Non è solo la ridotta capacità di navigare in internet, che in parte esiste (mettendo insieme rete fissa e mobile), ma quanto la mancanza del raggiungimento di velocità costanti e sicure come da direttive della comunità europea, ma, e soprattutto, la non capacità di creare massa critica, di aggiungere servizi, di creare la fertilizzazione di un ambiente e un humus che possa accendere il circolo virtuoso della domanda e dell’offerta.

Digital Economy and Society Index (DESI) – Connectivity

Concentriamoci adesso sulla zona del basso tirreno cosentino.

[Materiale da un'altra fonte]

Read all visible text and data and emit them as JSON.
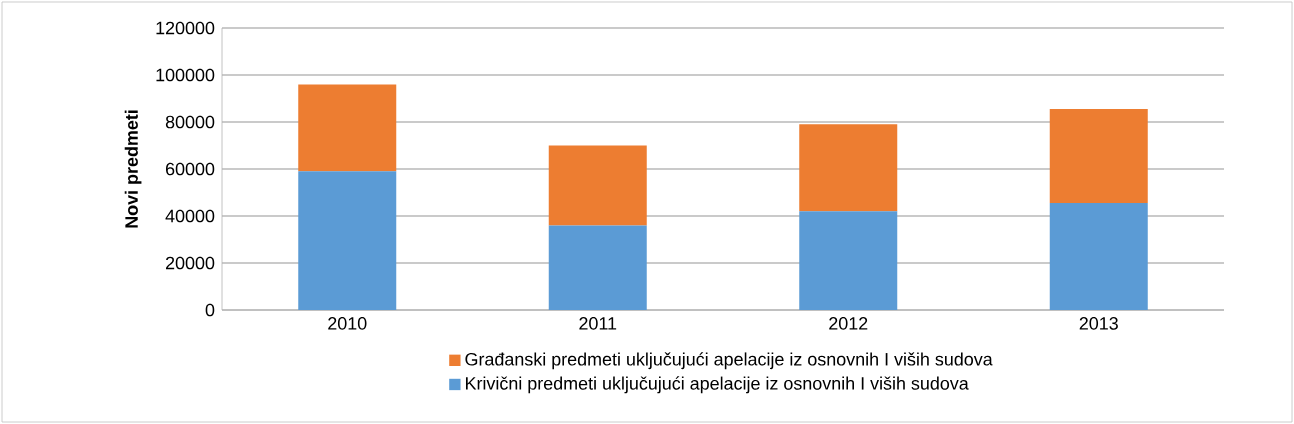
{
  "chart_data": {
    "type": "bar",
    "stacked": true,
    "ylabel": "Novi predmeti",
    "categories": [
      "2010",
      "2011",
      "2012",
      "2013"
    ],
    "series": [
      {
        "name": "Krivični predmeti uključujući apelacije iz osnovnih I viših sudova",
        "color": "#5b9bd5",
        "values": [
          59000,
          36000,
          42000,
          45500
        ]
      },
      {
        "name": "Građanski predmeti uključujući apelacije iz osnovnih I viših sudova",
        "color": "#ed7d31",
        "values": [
          37000,
          34000,
          37000,
          40000
        ]
      }
    ],
    "ylim": [
      0,
      120000
    ],
    "yticks": [
      0,
      20000,
      40000,
      60000,
      80000,
      100000,
      120000
    ],
    "grid": "y",
    "legend": "bottom"
  }
}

Le 2 slide successive danno l’idea della copertura fisso-cablato e mobile.Le mappe ci informano di una situazione che necessita di interventi importanti e urgenti. Sul fisso-cablato non si va oltre 60 Mbit/sec nominali, moltissime zone sono abbondantemente sotto quella soglia. Sul mobile, solo in alcune zone si intravede una copertura 4G, su questa tecnologia si devono considerare le differenti coperture degli operatori presenti in zona, per cui la reale copertura può essere ancora peggio di quella rappresentata in figura. In ogni caso la copertura mobile è importante anche per i servizi dati oltre che per la voce, ma va detto che la velocità del servizio dati è inversamente proporzionale con il numero di utenti connessi in quel dato momento.In sintesi se non ci sono cablature in fibra le velocità che contraddistinguono società evolute (>>100Mbit/sec) non si possono raggiungere.

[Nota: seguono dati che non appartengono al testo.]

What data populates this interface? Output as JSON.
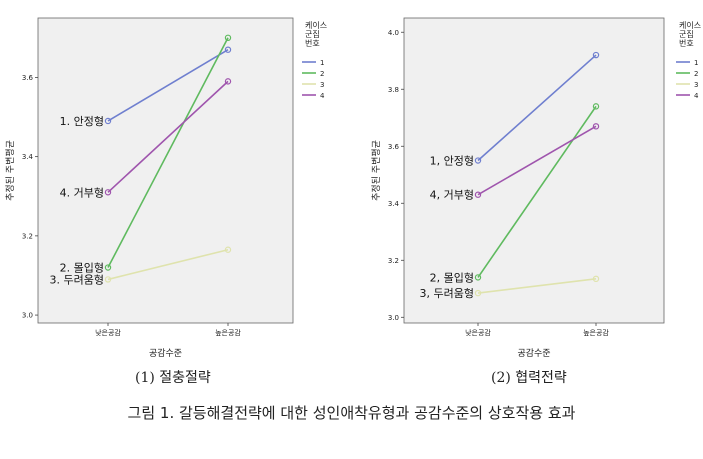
{
  "chart_data": [
    {
      "type": "line",
      "xlabel": "공감수준",
      "ylabel": "추정된 주변평균",
      "categories": [
        "낮은공감",
        "높은공감"
      ],
      "ylim": [
        2.98,
        3.75
      ],
      "yticks": [
        "3.0",
        "3.2",
        "3.4",
        "3.6"
      ],
      "legend_title": "케이스\n군집\n번호",
      "legend_placement": "right",
      "series": [
        {
          "name": "1",
          "label": "1. 안정형",
          "values": [
            3.49,
            3.67
          ],
          "color": "#6f7fcf"
        },
        {
          "name": "2",
          "label": "2. 몰입형",
          "values": [
            3.12,
            3.7
          ],
          "color": "#5fba5f"
        },
        {
          "name": "3",
          "label": "3. 두려움형",
          "values": [
            3.09,
            3.165
          ],
          "color": "#dfe3ad"
        },
        {
          "name": "4",
          "label": "4. 거부형",
          "values": [
            3.31,
            3.59
          ],
          "color": "#9f55ad"
        }
      ],
      "caption": "(1) 절충절략"
    },
    {
      "type": "line",
      "xlabel": "공감수준",
      "ylabel": "추정된 주변평균",
      "categories": [
        "낮은공감",
        "높은공감"
      ],
      "ylim": [
        2.98,
        4.05
      ],
      "yticks": [
        "3.0",
        "3.2",
        "3.4",
        "3.6",
        "3.8",
        "4.0"
      ],
      "legend_title": "케이스\n군집\n번호",
      "legend_placement": "right",
      "series": [
        {
          "name": "1",
          "label": "1, 안정형",
          "values": [
            3.55,
            3.92
          ],
          "color": "#6f7fcf"
        },
        {
          "name": "2",
          "label": "2, 몰입형",
          "values": [
            3.14,
            3.74
          ],
          "color": "#5fba5f"
        },
        {
          "name": "3",
          "label": "3, 두려움형",
          "values": [
            3.085,
            3.135
          ],
          "color": "#dfe3ad"
        },
        {
          "name": "4",
          "label": "4, 거부형",
          "values": [
            3.43,
            3.67
          ],
          "color": "#9f55ad"
        }
      ],
      "caption": "(2) 협력전략"
    }
  ],
  "figure_caption": "그림 1. 갈등해결전략에 대한 성인애착유형과 공감수준의 상호작용 효과"
}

La legenda con cui interpretare la slide successiva è mostrata qui sotto.

Copertura Fisso Cablato
Copertura Rete Mobile, Tutti gli Operatori

Piccoli comuni o metropoli non fa differenza, la banda ultra larga annulla le disparità e aiuta l’economia e il territorio a ripartire. Se vogliamo avere una possibilità di crescita, economica, culturale, sociale, dobbiamo velocizzare i nostri progetti e pensieri. Senza avere una rete a impulsi luminosi la trasmissione delle idee è di molto ritardata in una società iperconnessa, noi non siamo connessi!

Tutto ciò non deve essere un sogno, dobbiamo forzare affinché si costruisca l’autostrada digitale che in questi mesi di chiusura dovuta alla crisi pandemica è stata più volte agognata. Senza non può esserci crescita del capitale umano, mi sembra davvero chiaro oramai a tutti.

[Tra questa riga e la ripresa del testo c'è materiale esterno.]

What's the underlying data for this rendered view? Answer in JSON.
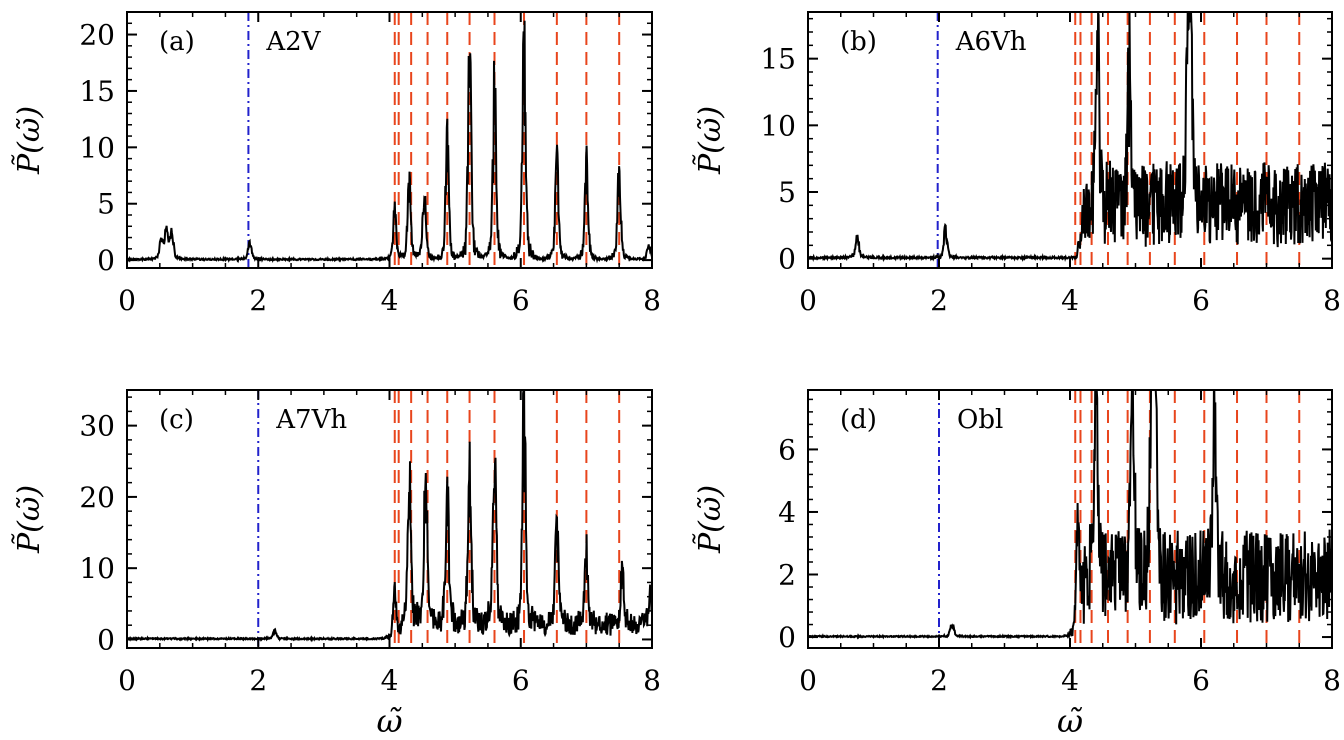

Se vogliamo che la nostra splendida costa e il nostro meraviglioso entroterra abbiano possibilità di crescita dobbiamo per prima cosa creare le infrastrutture, è davvero un annoso problema per tutto il meridione quello citato, basti pensare alla strada ferrata (alta velocità) e alle autostrade (solo da poco tempo a questa parte possiamo dire di avere finito la SA-RC), se rimaniamo indietro sulla infrastruttura digitale potrebbe essere un colpo da cui sarà difficile riprendersi.

Se davvero non vogliamo lo spopolamento dei nostri comuni dobbiamo batterci per avere quanto detto.

Cosa fare?

Intanto partire dalla consapevolezza che il territorio indicato non ha copertura. Bisogna approfondire lo stato dei progetti per i 9 paesi che compongono l’intero territorio delle nove meraviglie. Farsi promotori verso Infratel e il concessionario Open Fiber delle esigenze e candidarsi alla progettazione e indire una convezione di servizi. Creare un movimento di opinione che spinga verso la realizzazione di queste opere, svegliare la coscienza dei vari operatori che vivono sul territorio (comuni, scuole, imprenditori, opinionisti, strutture sanitarie, categorie).

Non dobbiamo rimanere indietro, si può fare.